Posted by: Ryan | June 23, 2003 11:43 PM
its the drivers. it is probably the motherboard drivers specifically, though it may be video or other primary hardware. but to me it sounds like the motherboards front side bus driver. here is what i would do, i would go into the mobo bios and turn as much off as possible, i would change everything that i could from autodetect to the precise setting (you will need the manual), turn off particularly the auto assigning of interrupts, you probably don't need more than 15 and they can be assigned pretty easily. once those are turned off, reboot and reinstall the mobo drivers with the newest mcsoft versions, then see how stable it is. i used to have to do this to an occasionally flakey mobo that i had, but then it would be stable.
if it were me, i'd just put linux on it, and if i needed windows, and i wouldn't, but you might, i'd install it on a vmware virtual machine under linux. it'd be useable.
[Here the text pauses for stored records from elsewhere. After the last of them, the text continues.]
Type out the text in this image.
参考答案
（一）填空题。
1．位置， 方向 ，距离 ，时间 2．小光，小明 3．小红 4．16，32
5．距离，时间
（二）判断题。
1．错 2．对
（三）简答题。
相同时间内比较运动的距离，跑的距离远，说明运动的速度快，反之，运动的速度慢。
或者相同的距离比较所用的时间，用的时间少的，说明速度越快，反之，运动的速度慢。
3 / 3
Posted by: jeremy hunsinger | June 23, 2003 11:46 PM
I was going to guess power too.
Posted by: chip | June 23, 2003 11:46 PM
you can run the mobo diagnostics to see if the power supply is fluctuating significantly. if you have a 220 or 250 and a bunch of new internals, the gentleman above could be right, but i too suspect that it should have been tested already.
Posted by: jeremy hunsinger | June 23, 2003 11:48 PM
Same hard drive as before? Did you have the HD tested? Yeah, yeah, SOP and all that, but I've had similar problems in the past, sent the computer in for repairs, got it back, still having problems, went through the process three or four times only to find out that the morons at tech support never once checked the HD for problems despite the fact they listed it as one of the things they did the first time they looked at the system.
Another possibility... you said things were running great up until "I'm rebuilding my directories from my backups". Perhaps you've got a virus lurking in your backups?
Posted by: James Snell | June 24, 2003 12:27 AM
My brother had a similar issue and it was a USB hub. DO you have a hub? If so, can you connect minimal stuff w/o it? Make sure your usb peripherals are good.
Posted by: Howard Greenstein | June 24, 2003 03:13 PM
Have you tried running Linux on the box?
I'm not advocating a permanent switch, or trying to Strike a Blow against The Monster. It's just that a different OS will exercise the box differently, and the intersection of the behaviors may give your shop more information to go on.
If you don't want to commit the hard drive to Linux, try the Knoppix CD (http://www.knopper.net/knoppix/index-en.html).
No installation, no mess, no fuss.
Posted by: Jeff Licquia | June 24, 2003 03:15 PM
Hmm. Thanks to everyone for the advice and ideas.
I don't have an external USB plugged in, but the mobo has 8 usb ports as standard issue. The driver is up to date.
I do have a knoppix CD. I think I will try it out.